Stayed in England all day.
0315- loaded ammunition, Limeys helped us take on stores. Liberty and good chow for a change.
June 14, 1944
0795 received 51 letters from the states.
0830- headed back to France with mail for Cruiser “Luska” 75 bags for her. Some for the DD636 Butler. Went to G.Q.
2300- air raid big one.
June 15, 1944 100- air raid bigger one.
Secured from G.Q. at 0630. 800- 1200 Condition Watch- sleepy as hell lots of our fighters and bombers are over the coast today.
Admiral Dayo came aboard the Shubrick and stayed awhile. Didn’t get any dope on the purpose of this visit. Must have been important though.
June 23, 1944
We picked up 2 German aviators (0600) after a hell of a big air raid. One was an officer, the other an enlisted man.
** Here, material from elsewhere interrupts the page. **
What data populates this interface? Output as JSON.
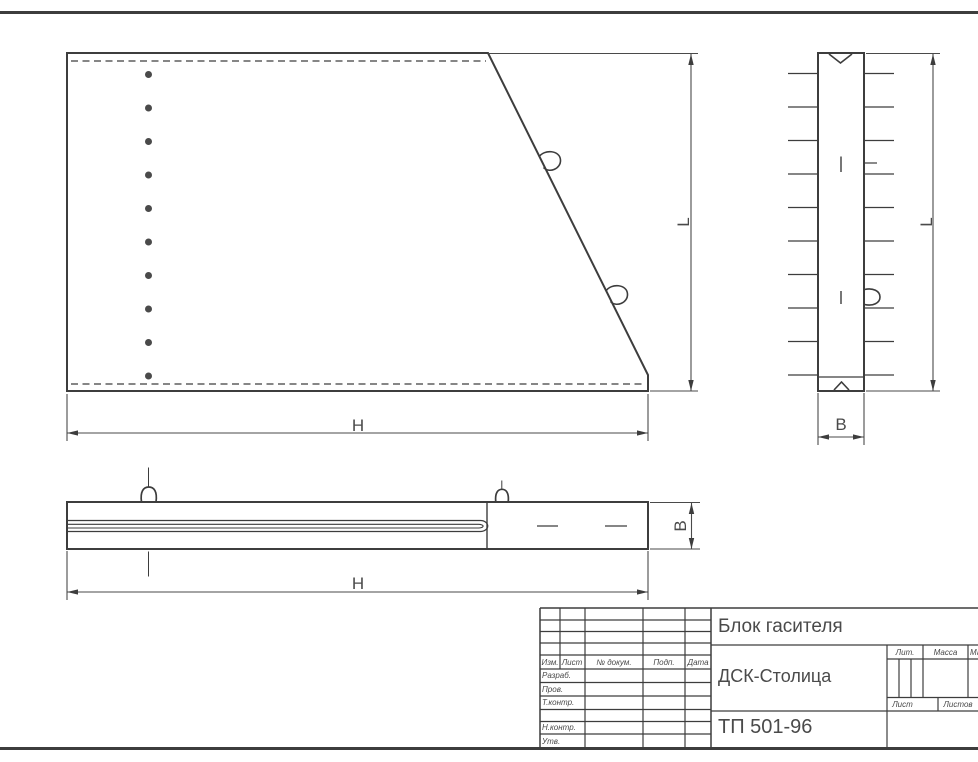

One tried to pull his gun out but one of our officers knocked him down on a stretcher and took his gun. They were a couple of scared rats for awhile.
June 27, 1944
We went on a suicide mission today at dusk to get German shore batteries, which haven’t been knocked out yet. Got them to fire at us while a Liberator took pictures of the coast so they could find out where they were. We along with 6 P.T boats, cruised down the coast at 5,00 yards out. We were well within their range when they opened up on us. We immediately headed away from the beach laying out our smoke screen to hide from them. They continued firing at us when we were away from them. Boy I am telling you those shells almost had our name on them. The nearest one hit 25 yards off our Port bow and gave us quite a jolt. We finally got away (all of Us) and were given those familiar words of compliment. “ Well Done Shubrick”. The Skipper of the P.T. squad was Com. Buckley the man who took Mac Arthur from Corrigador to Australia during the first part of the war in the Pacific.
June 28, 1944
Took a lot of Officers on board. Heading for Plymouth- speed 30 knots.
3 dots and a dash- Meant Victory
Something about John has a long mustache was the code word for go.